全面了解 8.1.0 版本新功能:InnoDB Cluster 只读副本的相关操作。

作者:Miguel Araújo 高级软件工程师 / Kenny Gryp MySQL 产品总监

本文来源:Oracle MySQL 官网博客

* 爱可生开源社区出品。

前言

MySQL 的第一个 Innovation 版本 8.1.0 已经发布,我们将推出 MySQL InnoDB Cluster 只读副本

在 MySQL InnoDB Cluster 中,副本(Secondray)节点的主要目的是在主(Primary)节点发生故障时做好切换替代(高可用性)。这是由 MySQL 组复制(MGR)插件配合完成的。副本节点的另一个用途是减少主节点的只读工作负载。

现在,可以向数据库拓扑结构中添加异步副本节点这些副本节点可以用于:

  1. 将读流量从主节点或者其他副本节点转移过来,分担它们的读压力。
  2. 设置专门用于读取的副本节点。
  3. 设置专门用于报表等特定目的的副本节点。
  4. 通过添加多个读取副本节点,实现超出其他副本节点处理能力范围的扩容。

MySQL InnoDB Cluster 会管理这些副本节点的操作,包括:

  • MySQL Router 会自动重新导向流量。
  • MySQL Shell 负责配置、初次预配(使用 InnoDB Clone 插件)。
  • 复制配置和任何想要进行的拓扑结构变更。

只读副本节点也可以与 MySQL InnoDB ClusterSet 配合使用,这个模式下,副本节点可以添加到主集群或副本集群中。

MySQL Router 会识别这些读取副本节点,并根据一些配置选项将读流量重新导向到它们。这些读取副本节点会从主节点或者其他副本节点进行复制,如果复制中断或成员变更(例如新主节点选举),它会自动重新连接到另一个成员。

创建只读副本

将读取副本节点添加到集群中和添加从节点很相似。Admin API 的外观和交互方式保持不变,这可以确保最佳的用户体验。

假设您已经有一个运行中的集群,可以使用新增的这个命令来添加读取副本节点:

\<cluster\>.addReplicaInstance(instance[, options])</cluster\>

mysqlsh-js> cluster.addReplicaInstance("rome4:3306")

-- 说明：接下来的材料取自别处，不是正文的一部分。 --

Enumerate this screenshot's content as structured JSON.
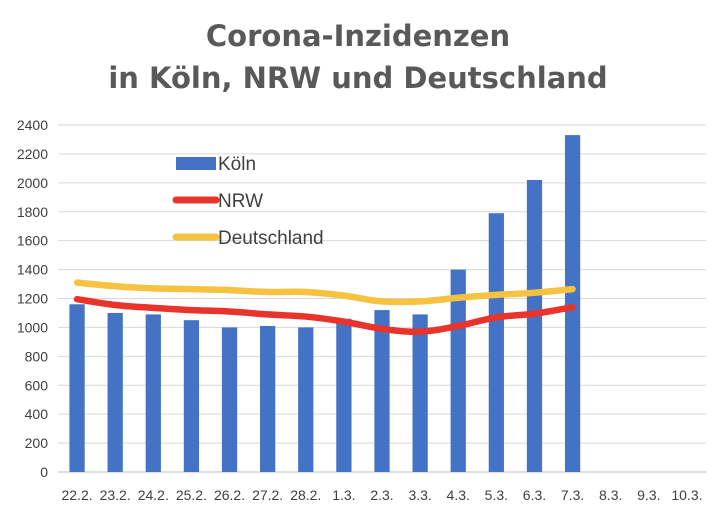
{
  "chart_data": {
    "type": "bar",
    "title": [
      "Corona-Inzidenzen",
      "in Köln, NRW und Deutschland"
    ],
    "xlabel": "",
    "ylabel": "",
    "ylim": [
      0,
      2400
    ],
    "yticks": [
      0,
      200,
      400,
      600,
      800,
      1000,
      1200,
      1400,
      1600,
      1800,
      2000,
      2200,
      2400
    ],
    "grid": true,
    "legend_position": "upper-left inside",
    "categories": [
      "22.2.",
      "23.2.",
      "24.2.",
      "25.2.",
      "26.2.",
      "27.2.",
      "28.2.",
      "1.3.",
      "2.3.",
      "3.3.",
      "4.3.",
      "5.3.",
      "6.3.",
      "7.3.",
      "8.3.",
      "9.3.",
      "10.3."
    ],
    "series": [
      {
        "name": "Köln",
        "kind": "bar",
        "color": "#4472c4",
        "values": [
          1160,
          1100,
          1090,
          1050,
          1000,
          1010,
          1000,
          1060,
          1120,
          1090,
          1400,
          1790,
          2020,
          2330,
          null,
          null,
          null
        ]
      },
      {
        "name": "NRW",
        "kind": "line",
        "color": "#e8342a",
        "values": [
          1195,
          1155,
          1135,
          1120,
          1110,
          1090,
          1075,
          1040,
          990,
          970,
          1010,
          1070,
          1095,
          1140,
          null,
          null,
          null
        ]
      },
      {
        "name": "Deutschland",
        "kind": "line",
        "color": "#f5c242",
        "values": [
          1310,
          1285,
          1270,
          1265,
          1258,
          1245,
          1245,
          1220,
          1180,
          1180,
          1205,
          1225,
          1240,
          1265,
          null,
          null,
          null
        ]
      }
    ]
  },
  "colors": {
    "grid": "#d9d9d9",
    "axis": "#bfbfbf",
    "title": "#595959"
  }
}
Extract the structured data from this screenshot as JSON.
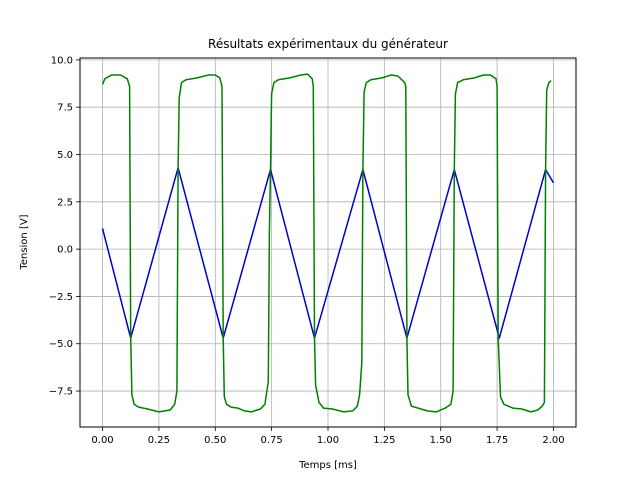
{
  "chart_data": {
    "type": "line",
    "title": "Résultats expérimentaux du générateur",
    "xlabel": "Temps [ms]",
    "ylabel": "Tension [V]",
    "xlim": [
      -0.1,
      2.1
    ],
    "ylim": [
      -9.4,
      10.1
    ],
    "grid": true,
    "x_ticks": [
      0.0,
      0.25,
      0.5,
      0.75,
      1.0,
      1.25,
      1.5,
      1.75,
      2.0
    ],
    "x_tick_labels": [
      "0.00",
      "0.25",
      "0.50",
      "0.75",
      "1.00",
      "1.25",
      "1.50",
      "1.75",
      "2.00"
    ],
    "y_ticks": [
      -7.5,
      -5.0,
      -2.5,
      0.0,
      2.5,
      5.0,
      7.5,
      10.0
    ],
    "y_tick_labels": [
      "−7.5",
      "−5.0",
      "−2.5",
      "0.0",
      "2.5",
      "5.0",
      "7.5",
      "10.0"
    ],
    "series": [
      {
        "color": "#0000cc",
        "x": [
          0.0,
          0.125,
          0.335,
          0.535,
          0.745,
          0.94,
          1.155,
          1.35,
          1.56,
          1.76,
          1.965,
          2.0
        ],
        "y": [
          1.1,
          -4.7,
          4.3,
          -4.7,
          4.2,
          -4.7,
          4.2,
          -4.7,
          4.2,
          -4.7,
          4.2,
          3.5
        ]
      },
      {
        "color": "#008000",
        "x": [
          0.0,
          0.01,
          0.04,
          0.08,
          0.11,
          0.12,
          0.125,
          0.13,
          0.14,
          0.16,
          0.2,
          0.25,
          0.3,
          0.32,
          0.33,
          0.335,
          0.34,
          0.35,
          0.37,
          0.42,
          0.47,
          0.5,
          0.52,
          0.53,
          0.535,
          0.54,
          0.55,
          0.57,
          0.6,
          0.63,
          0.66,
          0.7,
          0.72,
          0.735,
          0.74,
          0.745,
          0.75,
          0.76,
          0.78,
          0.83,
          0.88,
          0.91,
          0.93,
          0.935,
          0.94,
          0.945,
          0.96,
          0.98,
          1.02,
          1.07,
          1.11,
          1.13,
          1.14,
          1.15,
          1.155,
          1.16,
          1.17,
          1.19,
          1.24,
          1.28,
          1.31,
          1.34,
          1.345,
          1.35,
          1.355,
          1.37,
          1.4,
          1.44,
          1.48,
          1.52,
          1.545,
          1.555,
          1.56,
          1.565,
          1.575,
          1.6,
          1.65,
          1.69,
          1.72,
          1.745,
          1.75,
          1.755,
          1.765,
          1.78,
          1.82,
          1.86,
          1.9,
          1.93,
          1.95,
          1.96,
          1.965,
          1.97,
          1.98,
          1.99
        ],
        "y": [
          8.7,
          9.0,
          9.2,
          9.2,
          9.0,
          8.6,
          -4.7,
          -7.7,
          -8.2,
          -8.35,
          -8.45,
          -8.6,
          -8.5,
          -8.2,
          -7.5,
          4.3,
          8.0,
          8.8,
          8.95,
          9.05,
          9.2,
          9.2,
          9.05,
          8.6,
          -4.7,
          -7.8,
          -8.2,
          -8.35,
          -8.4,
          -8.55,
          -8.6,
          -8.45,
          -8.2,
          -7.0,
          1.0,
          4.2,
          8.2,
          8.8,
          8.95,
          9.05,
          9.2,
          9.25,
          9.0,
          8.6,
          -4.7,
          -7.2,
          -8.1,
          -8.4,
          -8.45,
          -8.6,
          -8.55,
          -8.3,
          -7.7,
          -6.0,
          4.2,
          8.3,
          8.8,
          8.95,
          9.05,
          9.2,
          9.15,
          8.8,
          8.6,
          -4.7,
          -7.7,
          -8.3,
          -8.4,
          -8.55,
          -8.6,
          -8.4,
          -8.2,
          -7.5,
          4.2,
          8.2,
          8.8,
          8.95,
          9.05,
          9.2,
          9.2,
          9.0,
          8.6,
          -4.7,
          -7.8,
          -8.2,
          -8.4,
          -8.45,
          -8.6,
          -8.5,
          -8.3,
          -8.1,
          4.2,
          8.4,
          8.8,
          8.9
        ]
      }
    ]
  }
}
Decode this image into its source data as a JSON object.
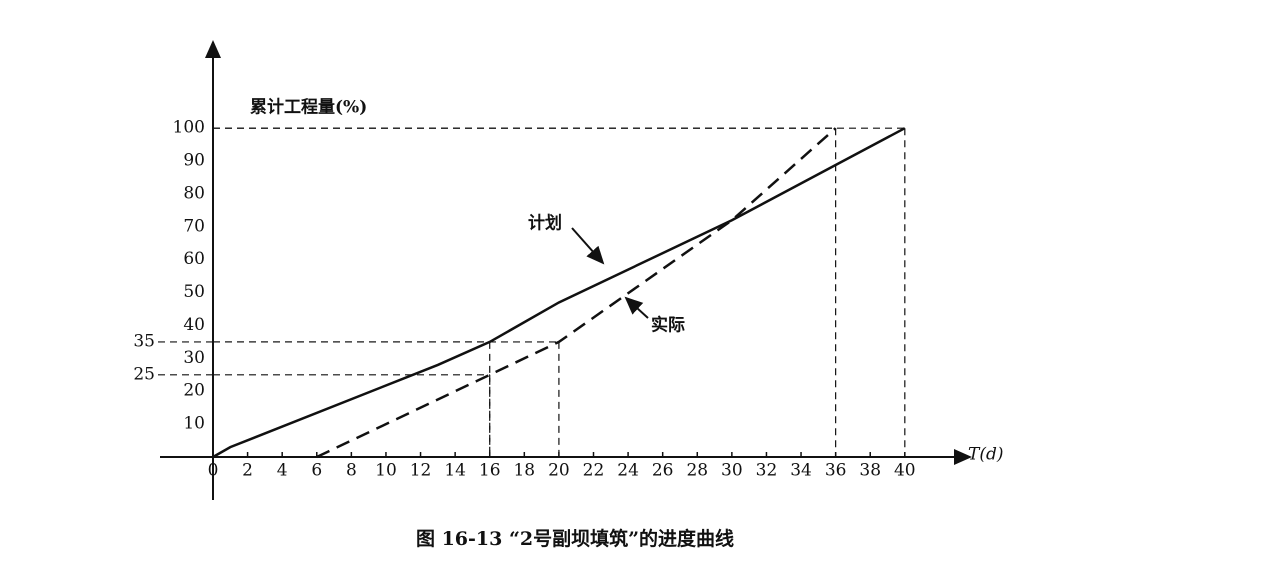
{
  "chart_data": {
    "type": "line",
    "caption": "图 16-13 “2号副坝填筑”的进度曲线",
    "y_axis_label": "累计工程量(%)",
    "x_axis_label": "T(d)",
    "xlim": [
      0,
      44
    ],
    "ylim": [
      0,
      125
    ],
    "xticks": [
      0,
      2,
      4,
      6,
      8,
      10,
      12,
      14,
      16,
      18,
      20,
      22,
      24,
      26,
      28,
      30,
      32,
      34,
      36,
      38,
      40
    ],
    "yticks": [
      10,
      20,
      30,
      40,
      50,
      60,
      70,
      80,
      90,
      100
    ],
    "extra_yticks": [
      35,
      25
    ],
    "guide_points": [
      {
        "x": 16,
        "y": 35
      },
      {
        "x": 20,
        "y": 35
      },
      {
        "x": 16,
        "y": 25
      },
      {
        "x": 36,
        "y": 100
      },
      {
        "x": 40,
        "y": 100
      }
    ],
    "series": [
      {
        "name": "计划",
        "color": "#111111",
        "dash": false,
        "x": [
          0,
          1,
          13,
          16,
          20,
          24,
          30,
          40
        ],
        "values": [
          0,
          3,
          28,
          35,
          47,
          57,
          72,
          100
        ]
      },
      {
        "name": "实际",
        "color": "#111111",
        "dash": true,
        "x": [
          6,
          16,
          20,
          30,
          36
        ],
        "values": [
          0,
          25,
          35,
          72,
          100
        ]
      }
    ]
  }
}
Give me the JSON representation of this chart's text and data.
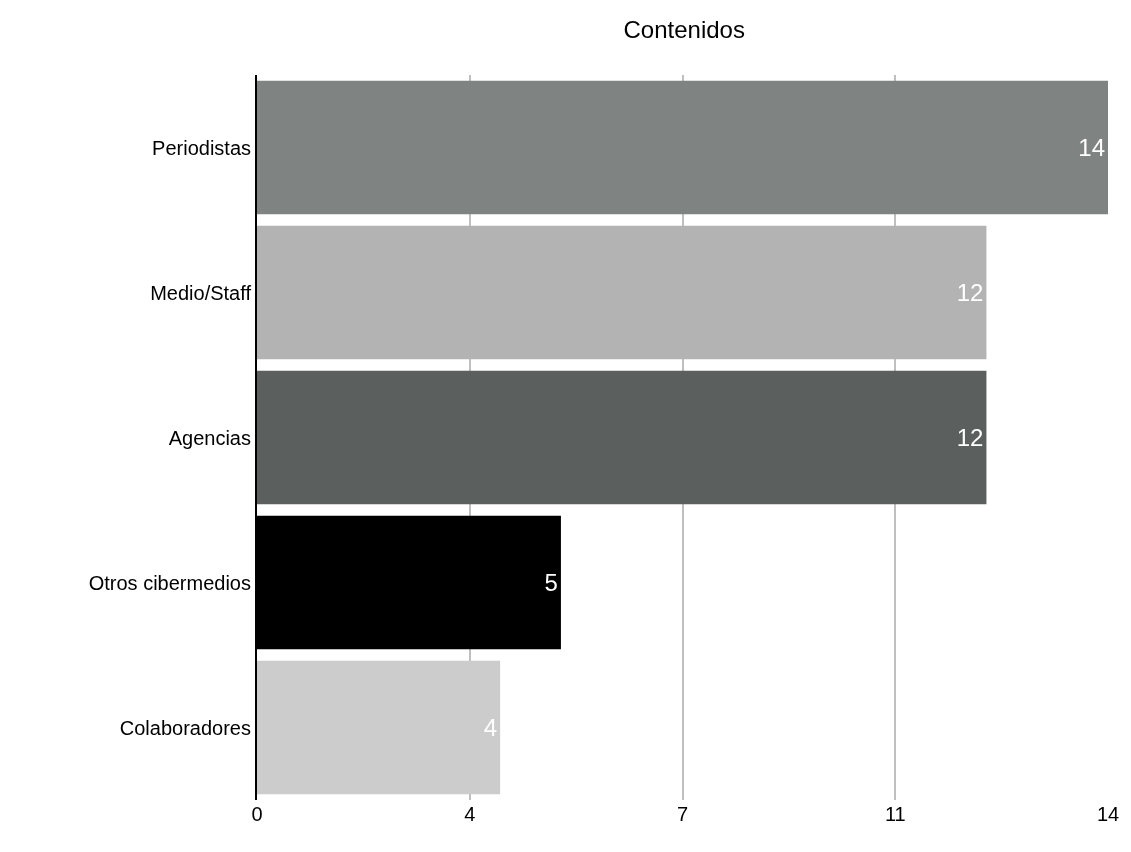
{
  "chart_data": {
    "type": "bar",
    "title": "Contenidos",
    "orientation": "horizontal",
    "categories": [
      "Periodistas",
      "Medio/Staff",
      "Agencias",
      "Otros cibermedios",
      "Colaboradores"
    ],
    "values": [
      14,
      12,
      12,
      5,
      4
    ],
    "colors": [
      "#7f8482",
      "#b3b3b3",
      "#5b5f5e",
      "#000000",
      "#cccccc"
    ],
    "xlim": [
      0,
      14
    ],
    "xticks": [
      0,
      {
        "value": 3.5,
        "label": "4"
      },
      7,
      {
        "value": 10.5,
        "label": "11"
      },
      14
    ],
    "grid": "x",
    "data_labels": true
  }
}
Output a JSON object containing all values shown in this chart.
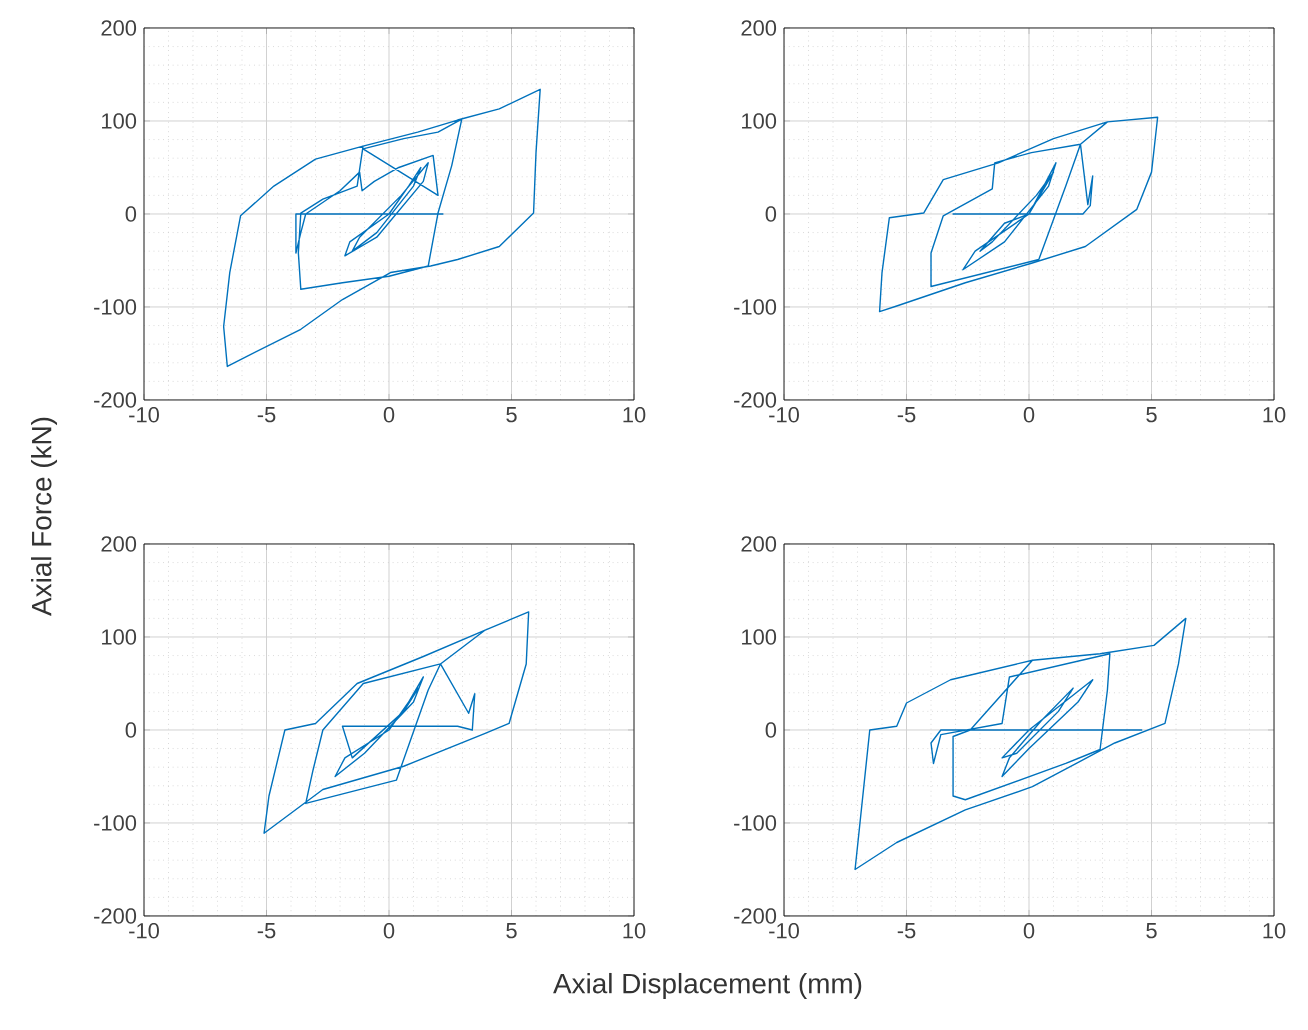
{
  "chart_data": [
    {
      "type": "line",
      "ylabel": "Axial Force (kN)",
      "xlim": [
        -10,
        10
      ],
      "ylim": [
        -200,
        200
      ],
      "xticks": [
        -10,
        -5,
        0,
        5,
        10
      ],
      "yticks": [
        -200,
        -100,
        0,
        100,
        200
      ],
      "grid": true,
      "series": [
        {
          "color": "#0072bd",
          "x": [
            0,
            0.8,
            1.3,
            1.0,
            -0.5,
            -1.5,
            -1.2,
            0.5,
            1.6,
            1.4,
            -0.5,
            -1.8,
            -1.6,
            0,
            2.2,
            -3.8,
            -3.8,
            -3.6,
            -3.4,
            -2,
            -1.2,
            -1.1,
            -0.6,
            0.4,
            1.8,
            2.0,
            -1.06,
            0.6,
            2,
            2.97,
            2.56,
            2,
            1.6,
            0,
            -1.9,
            -3.6,
            -3.7,
            -3.6,
            -2.7,
            -1.3,
            -1.06,
            1.17,
            2.8,
            4.5,
            6.17,
            6.0,
            5.9,
            4.5,
            2.8,
            1.7,
            0.06,
            -1.9,
            -3.6,
            -5.8,
            -6.6,
            -6.75,
            -6.5,
            -6.06,
            -4.7,
            -3,
            -1.06
          ],
          "values": [
            0,
            30,
            50,
            30,
            -20,
            -40,
            -25,
            20,
            55,
            35,
            -25,
            -45,
            -30,
            0,
            0,
            0,
            -42,
            -20,
            0,
            25,
            45,
            25,
            35,
            50,
            63,
            20,
            70,
            81,
            88,
            102,
            52,
            1,
            -56,
            -67,
            -74,
            -81,
            -42,
            1,
            16,
            30,
            73,
            88,
            101,
            113,
            134,
            66,
            1,
            -35,
            -49,
            -56,
            -63,
            -92,
            -124,
            -153,
            -164,
            -121,
            -63,
            -2,
            30,
            59,
            73
          ]
        }
      ]
    },
    {
      "type": "line",
      "xlim": [
        -10,
        10
      ],
      "ylim": [
        -200,
        200
      ],
      "xticks": [
        -10,
        -5,
        0,
        5,
        10
      ],
      "yticks": [
        -200,
        -100,
        0,
        100,
        200
      ],
      "grid": true,
      "series": [
        {
          "color": "#0072bd",
          "x": [
            0,
            0.6,
            1.1,
            0.8,
            -1.0,
            -2.7,
            -2.2,
            0,
            1.0,
            0.3,
            -1.5,
            -2.0,
            -1.0,
            0,
            2.2,
            -3.1,
            2.2,
            2.5,
            2.6,
            2.4,
            2.1,
            1.5,
            0.4,
            -4,
            -4,
            -3.5,
            -1.5,
            -1.4,
            0.1,
            2.1,
            3.2,
            5.25,
            5.0,
            4.4,
            2.3,
            0.1,
            -2.6,
            -5.4,
            -6.1,
            -6.0,
            -5.7,
            -4.3,
            -3.5,
            -1.25,
            1,
            3.2
          ],
          "values": [
            0,
            30,
            55,
            30,
            -30,
            -60,
            -40,
            0,
            45,
            20,
            -30,
            -40,
            -10,
            0,
            0,
            0,
            0,
            9,
            41,
            10,
            75,
            30,
            -49,
            -78,
            -42,
            -2,
            27,
            55,
            66,
            75,
            99,
            104,
            45,
            5,
            -35,
            -53,
            -74,
            -99,
            -105,
            -63,
            -4,
            1,
            37,
            55,
            81,
            99
          ]
        }
      ]
    },
    {
      "type": "line",
      "xlabel": "Axial Displacement (mm)",
      "xlim": [
        -10,
        10
      ],
      "ylim": [
        -200,
        200
      ],
      "xticks": [
        -10,
        -5,
        0,
        5,
        10
      ],
      "yticks": [
        -200,
        -100,
        0,
        100,
        200
      ],
      "grid": true,
      "series": [
        {
          "color": "#0072bd",
          "x": [
            0,
            0.8,
            1.4,
            1.0,
            -1.0,
            -2.2,
            -1.8,
            0,
            1.2,
            0.6,
            -1.5,
            -1.9,
            2.8,
            3.4,
            3.5,
            3.25,
            2.1,
            1.6,
            0.3,
            -3.4,
            -3.1,
            -2.7,
            -1.05,
            2.1,
            3.9,
            5.7,
            5.6,
            4.9,
            3.9,
            0.6,
            -2.7,
            -5.1,
            -4.9,
            -4.25,
            -3,
            -1.3,
            1.4,
            3.9
          ],
          "values": [
            0,
            30,
            57,
            30,
            -25,
            -50,
            -30,
            0,
            45,
            20,
            -30,
            4,
            4,
            0,
            39,
            18,
            71,
            43,
            -54,
            -79,
            -43,
            0,
            50,
            71,
            107,
            127,
            71,
            7,
            -4,
            -39,
            -64,
            -111,
            -71,
            0,
            7,
            50,
            79,
            107
          ]
        }
      ]
    },
    {
      "type": "line",
      "xlim": [
        -10,
        10
      ],
      "ylim": [
        -200,
        200
      ],
      "xticks": [
        -10,
        -5,
        0,
        5,
        10
      ],
      "yticks": [
        -200,
        -100,
        0,
        100,
        200
      ],
      "grid": true,
      "series": [
        {
          "color": "#0072bd",
          "x": [
            0,
            1.2,
            2.6,
            2.0,
            0,
            -1.1,
            -0.8,
            0.5,
            1.8,
            1.2,
            -0.5,
            -1.1,
            0,
            4.6,
            -3.6,
            -4,
            -3.9,
            -3.6,
            -1.1,
            -0.8,
            3.3,
            3.2,
            2.9,
            1.5,
            -2.6,
            -3.1,
            -3.1,
            -2.4,
            0.14,
            2.9,
            5.1,
            6.4,
            6.1,
            5.55,
            3.5,
            0.14,
            -2.6,
            -5.4,
            -7.1,
            -6.9,
            -6.5,
            -5.4,
            -5,
            -3.2,
            0.14
          ],
          "values": [
            0,
            25,
            54,
            30,
            -20,
            -50,
            -30,
            10,
            45,
            20,
            -25,
            -30,
            0,
            0,
            0,
            -14,
            -36,
            -5,
            7,
            57,
            82,
            43,
            -21,
            -36,
            -75,
            -71,
            -7,
            0,
            75,
            82,
            91,
            120,
            71,
            7,
            -14,
            -61,
            -86,
            -121,
            -150,
            -100,
            0,
            4,
            29,
            54,
            75
          ]
        }
      ]
    }
  ]
}
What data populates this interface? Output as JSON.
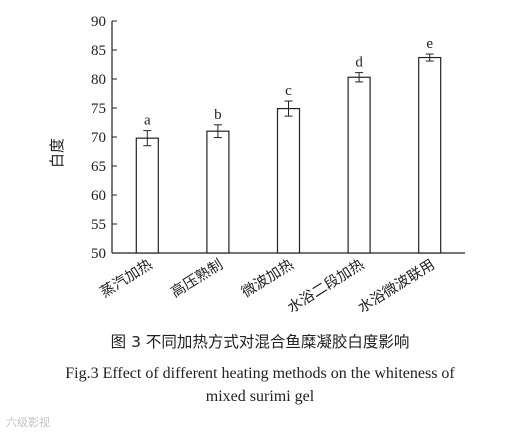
{
  "chart_data": {
    "type": "bar",
    "categories": [
      "蒸汽加热",
      "高压熟制",
      "微波加热",
      "水浴二段加热",
      "水浴微波联用"
    ],
    "values": [
      69.8,
      71.0,
      74.9,
      80.3,
      83.7
    ],
    "errors": [
      1.3,
      1.1,
      1.3,
      0.8,
      0.6
    ],
    "significance": [
      "a",
      "b",
      "c",
      "d",
      "e"
    ],
    "ylabel": "白度",
    "xlabel": "",
    "ylim": [
      50,
      90
    ],
    "yticks": [
      50,
      55,
      60,
      65,
      70,
      75,
      80,
      85,
      90
    ],
    "grid": false,
    "bar_fill": "#ffffff",
    "bar_stroke": "#222222"
  },
  "caption": {
    "cn": "图 3    不同加热方式对混合鱼糜凝胶白度影响",
    "en_line1": "Fig.3    Effect of different heating methods on the whiteness of",
    "en_line2": "mixed surimi gel"
  },
  "watermark": "六级影视"
}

Setting up 'rome4:3306' as a Read Replica of Cluster 'rome'.
Validating instance configuration at rome4:3306...
This instance reports its own address as rome4:3306
Instance configuration is suitable.
* Checking transaction state of the instance...

省略……

* Waiting for clone to finish...
NOTE: rome4:3306 is being cloned from rome1:3306
** Stage DROP DATA: Completed
** Clone Transfer  
    FILE COPY  ############################################################  100%  Completed
    PAGE COPY  ############################################################  100%  Completed
    REDO COPY  ############################################################  100%  Completed

NOTE: rome4:3306 is shutting down...

* Waiting for server restart... ready 
* rome4:3306 has restarted, waiting for clone to finish...
** Stage RESTART: Completed
* Clone process has finished: 4.30 GB transferred in 4 sec (1.08 GB/s)
* Configuring Read-Replica managed replication channel...
** Changing replication source of rome4:3306 to rome1:3306
* Waiting for Read-Replica 'rome4:3306' to synchronize with Cluster...
** Transactions replicated  ############################################################  100% 

'rome4:3306' successfully added as a Read-Replica of Cluster 'rome'.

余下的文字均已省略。